Forty-nine eyes from 49 children (age: 11.49±2.02 years) with mean spherical equivalent refractive error -3.23±1.09D were included into this prospective study. Radial frequency (RF) patterns with radial frequency of 4 cycles/360°, peak spatial frequency of 3 cycles/degree, and mean radius of 1.5 degrees were used as the visual stimuli. Shape discrimination thresholds (SDT), with and without glare, were measured using a 2-down-1-up staircase procedure. SDTglare was defined as the difference between the SDTs with and without the presence of glare. Measurements were done at baseline with frame spectacles, and days 7 and 30 of after treatment with naked eyes.

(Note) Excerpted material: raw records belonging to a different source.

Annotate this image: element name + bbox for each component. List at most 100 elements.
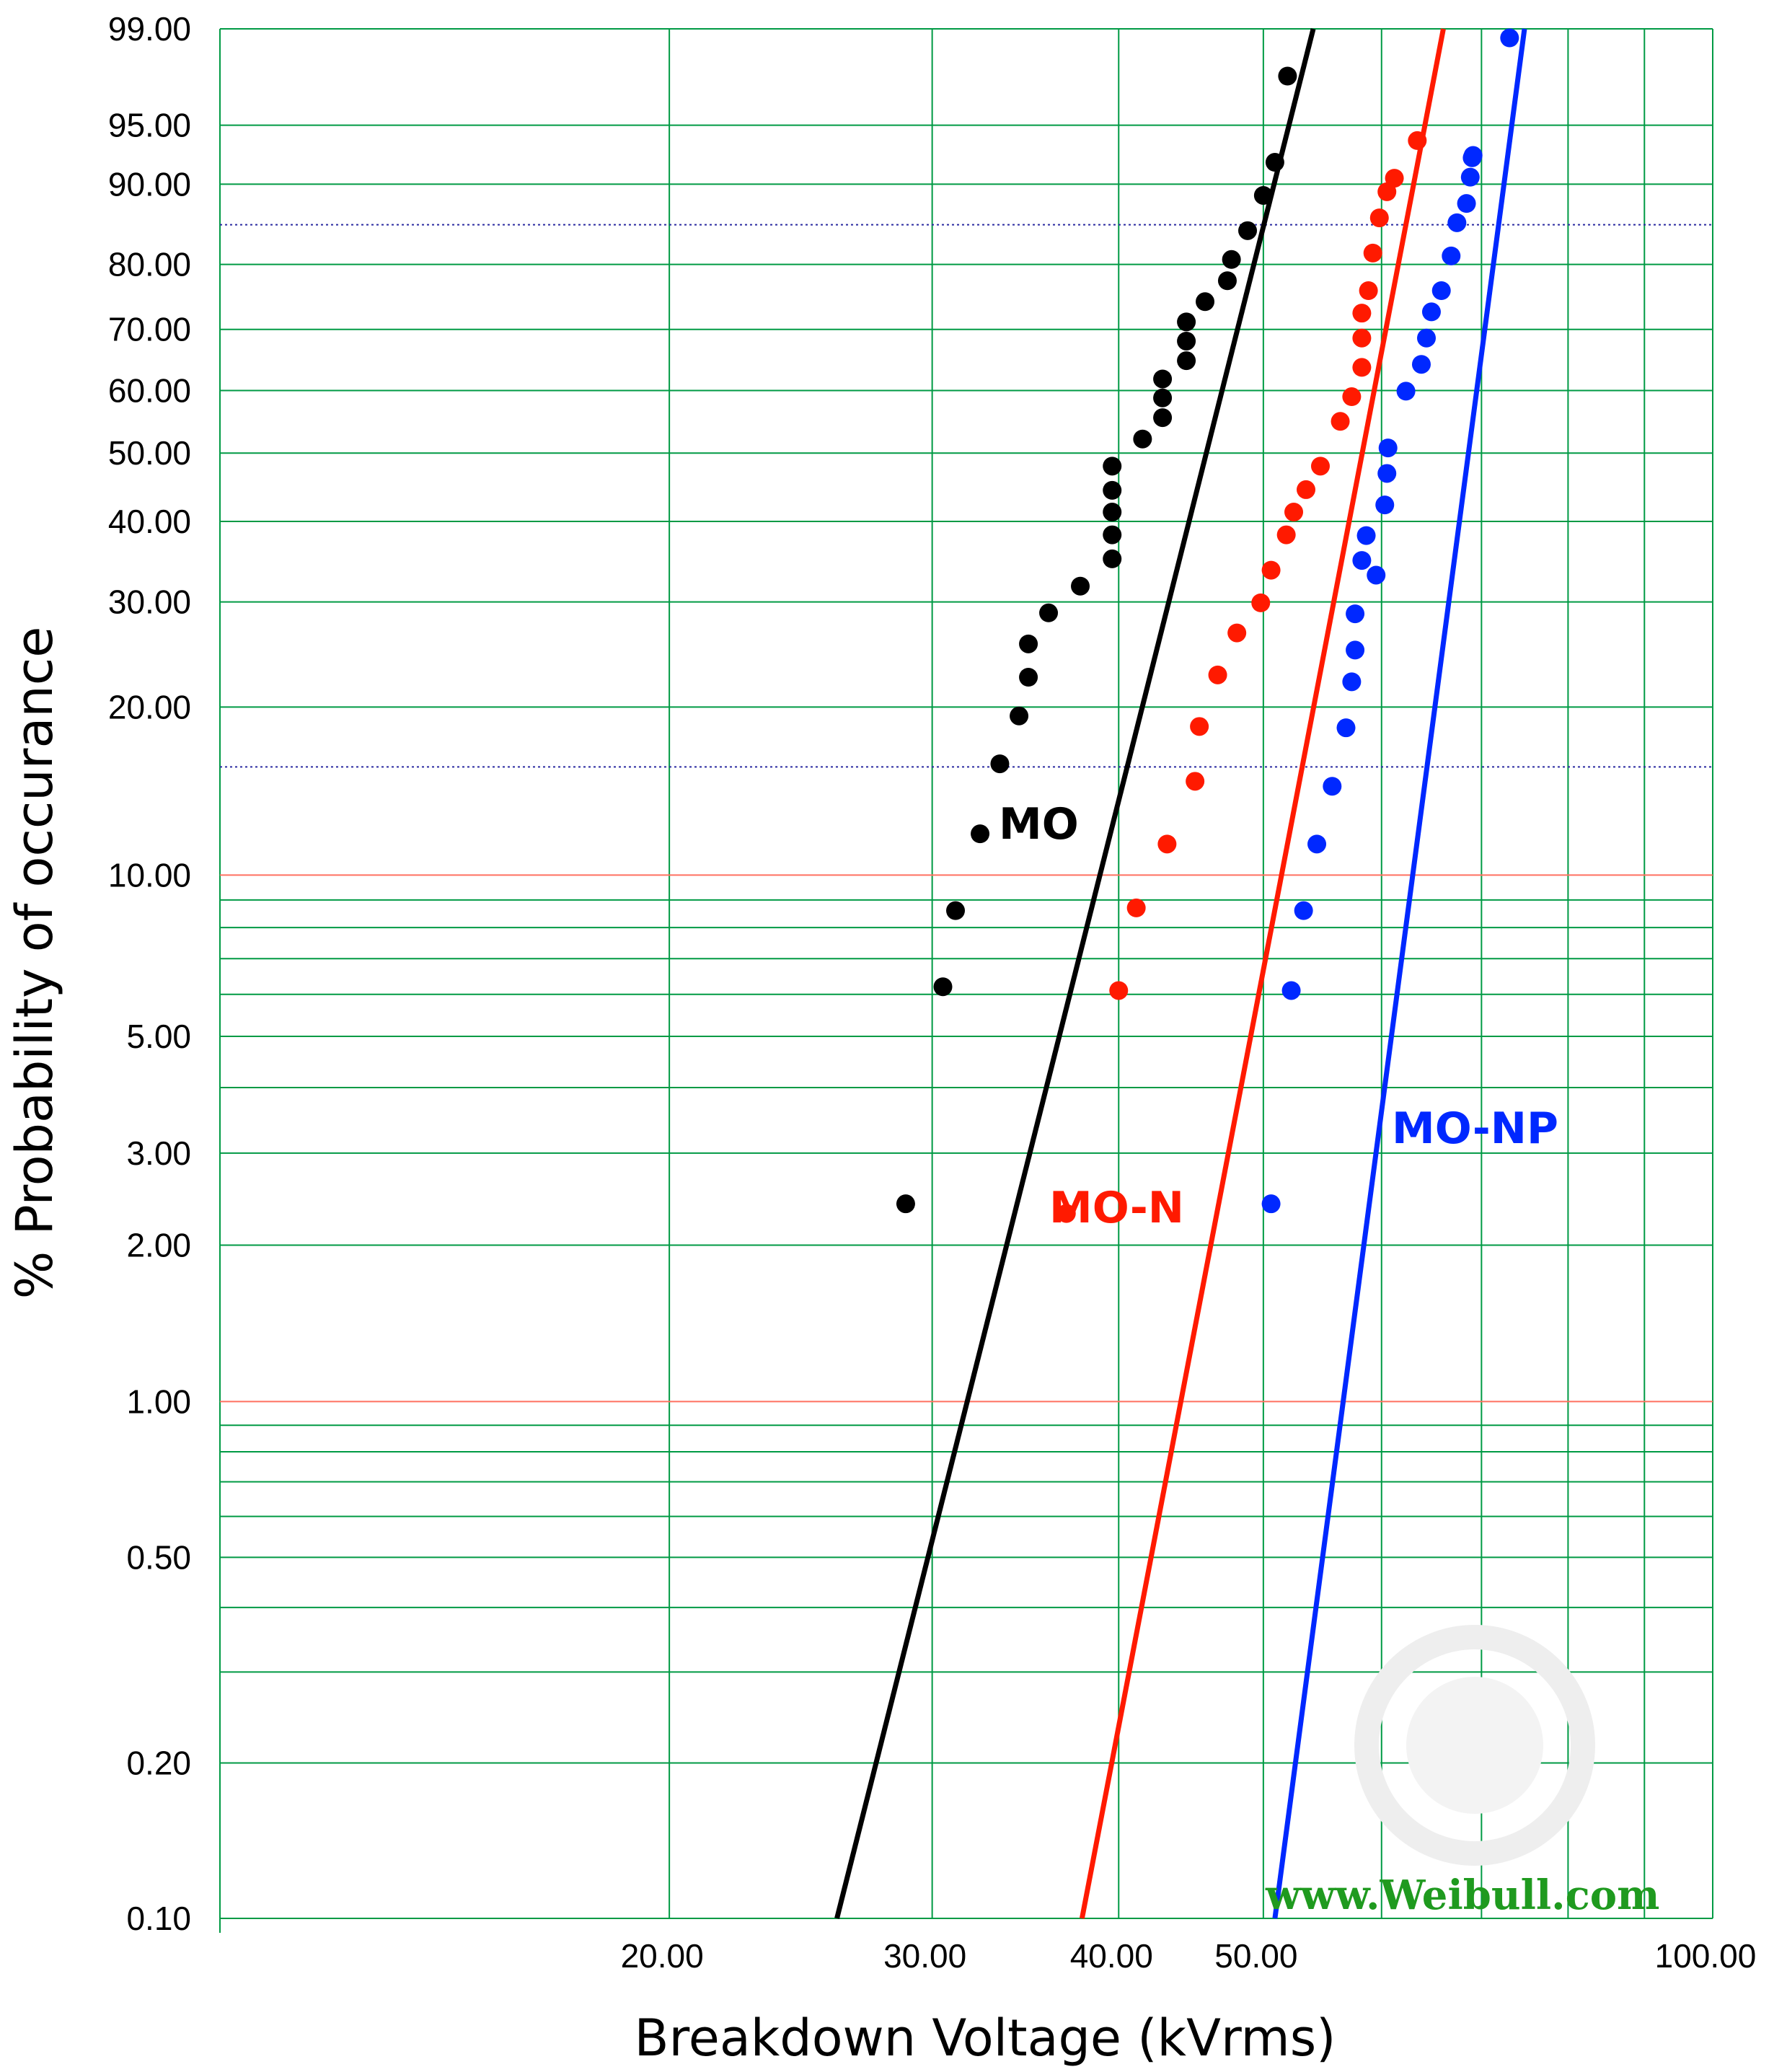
x-axis-title: Breakdown Voltage (kVrms) [635, 2009, 1336, 2068]
data-point-mo-n [1227, 623, 1247, 643]
data-point-mo-np [1416, 328, 1436, 348]
data-point-mo [1133, 429, 1152, 449]
series-label-mo-n: MO-N [1049, 1183, 1184, 1233]
data-point-mo-np [1411, 355, 1431, 374]
y-tick-label: 0.10 [126, 1900, 191, 1937]
fit-line-mo-n [1079, 28, 1446, 1919]
data-point-mo-n [1310, 457, 1330, 476]
data-point-mo-n [1363, 243, 1382, 263]
y-tick-label: 5.00 [126, 1018, 191, 1055]
y-tick-label: 60.00 [108, 372, 191, 410]
data-point-mo [1010, 706, 1029, 726]
data-point-mo-n [1369, 208, 1389, 228]
data-point-mo-np [1294, 901, 1313, 920]
data-point-mo [1153, 408, 1173, 428]
data-point-mo [1222, 250, 1241, 269]
website-watermark: www.Weibull.com [1265, 1872, 1659, 1919]
watermark-logo [1354, 1625, 1595, 1866]
data-point-mo [1265, 153, 1284, 172]
data-point-mo-n [1157, 834, 1177, 854]
data-point-mo-n [1352, 358, 1372, 377]
data-point-mo [1019, 667, 1038, 687]
data-point-mo [1039, 603, 1059, 622]
data-point-mo-n [1251, 593, 1271, 612]
data-point-mo-np [1352, 551, 1372, 570]
data-point-mo [990, 754, 1010, 774]
data-point-mo-np [1346, 640, 1365, 660]
data-point-mo [1103, 549, 1122, 568]
data-point-mo-np [1375, 495, 1395, 515]
y-tick-label: 0.50 [126, 1538, 191, 1576]
data-point-mo [1103, 457, 1122, 476]
data-point-mo [1103, 480, 1122, 500]
data-point-mo [971, 824, 990, 844]
y-tick-label: 10.00 [108, 856, 191, 894]
data-point-mo-np [1307, 834, 1327, 854]
data-point-mo-n [1352, 304, 1372, 323]
data-point-mo [1253, 185, 1273, 205]
data-point-mo [1019, 634, 1038, 653]
y-tick-label: 95.00 [108, 107, 191, 144]
y-tick-label: 40.00 [108, 503, 191, 540]
data-point-mo-np [1462, 148, 1482, 167]
series-labels: MO MO-N MO-NP [999, 799, 1558, 1233]
data-point-mo-n [1352, 328, 1372, 348]
data-point-mo-n [1190, 717, 1209, 736]
data-point-mo-n [1331, 412, 1350, 431]
watermark-seal-center [1406, 1677, 1543, 1814]
data-point-mo [933, 977, 953, 997]
data-point-mo-n [1385, 169, 1404, 188]
data-point-mo [1278, 66, 1297, 86]
data-point-mo-np [1378, 438, 1398, 458]
y-tick-label: 20.00 [108, 688, 191, 726]
data-point-mo-n [1408, 131, 1427, 150]
x-tick-label: 100.00 [1655, 1937, 1757, 1975]
y-axis-title: % Probability of occurance [5, 627, 64, 1300]
data-point-mo-np [1457, 194, 1476, 213]
fit-line-mo [834, 28, 1316, 1919]
data-point-mo-np [1342, 672, 1362, 692]
data-point-mo [1238, 221, 1258, 240]
data-point-mo-n [1261, 560, 1281, 580]
data-point-mo-np [1281, 981, 1301, 1000]
data-point-mo-n [1056, 1204, 1076, 1223]
x-tick-label: 40.00 [1070, 1937, 1153, 1975]
x-tick-label: 50.00 [1214, 1937, 1297, 1975]
y-tick-label: 0.20 [126, 1745, 191, 1782]
data-point-mo-n [1126, 898, 1146, 917]
data-point-mo-np [1460, 167, 1480, 187]
data-points [896, 28, 1519, 1223]
data-point-mo-n [1109, 981, 1129, 1000]
y-tick-label: 90.00 [108, 165, 191, 203]
data-point-mo-np [1336, 718, 1356, 738]
x-tick-labels: 20.00 30.00 40.00 50.00 100.00 [621, 1937, 1757, 1975]
data-point-mo-np [1261, 1194, 1281, 1214]
y-tick-label: 2.00 [126, 1226, 191, 1264]
data-point-mo-np [1346, 604, 1365, 624]
data-point-mo-np [1377, 464, 1397, 483]
data-point-mo [1177, 312, 1196, 332]
data-point-mo [1177, 351, 1196, 371]
data-point-mo [1217, 271, 1237, 291]
data-point-mo [1103, 525, 1122, 545]
series-label-mo: MO [999, 799, 1079, 850]
y-tick-label: 70.00 [108, 311, 191, 348]
data-point-mo [1177, 331, 1196, 351]
fit-line-mo-np [1272, 28, 1527, 1919]
data-point-mo-n [1276, 525, 1296, 545]
x-tick-label: 20.00 [621, 1937, 704, 1975]
data-point-mo-n [1359, 281, 1378, 301]
data-point-mo-n [1208, 665, 1227, 684]
data-point-mo-np [1367, 565, 1386, 585]
watermark-seal [1354, 1625, 1595, 1866]
data-point-mo-n [1342, 387, 1362, 407]
data-point-mo-np [1431, 281, 1451, 301]
y-tick-labels: 99.00 95.00 90.00 80.00 70.00 60.00 50.00 40.00… [108, 10, 191, 1937]
data-point-mo [1153, 388, 1173, 407]
data-point-mo [1196, 292, 1215, 312]
data-point-mo-n [1284, 503, 1304, 522]
series-label-mo-np: MO-NP [1392, 1103, 1558, 1154]
y-tick-label: 1.00 [126, 1383, 191, 1420]
data-point-mo-n [1186, 772, 1205, 791]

No statistically significant differences were observed between the SDTs without glare obtained at baseline and 1 week and 1 month after orthokeratology lens wear (P > 0.05). With transient glare, SDTs in all subjects were significantly higher than SDTs without glare (P < 0.05). SDTs with glare on day 7 and day 30 were significantly lower than baseline (P < 0.05). Compared with baseline, SDTglare significantly decreased at 1 week and 1 month after orthokeratology lens wear (P < 0.05).
While SDT without glare was stable following orthokeratology treatment, SDT with glare decreased during the first month of treatment. This short-term reduction in SDT may be the combined effect of spectacle removal, subtle changes in cornea optical quality, and the neural adaptation.
This abstract was presented at the 2019 ARVO Annual Meeting, held in Vancouver, Canada, April 28 - May 2, 2019.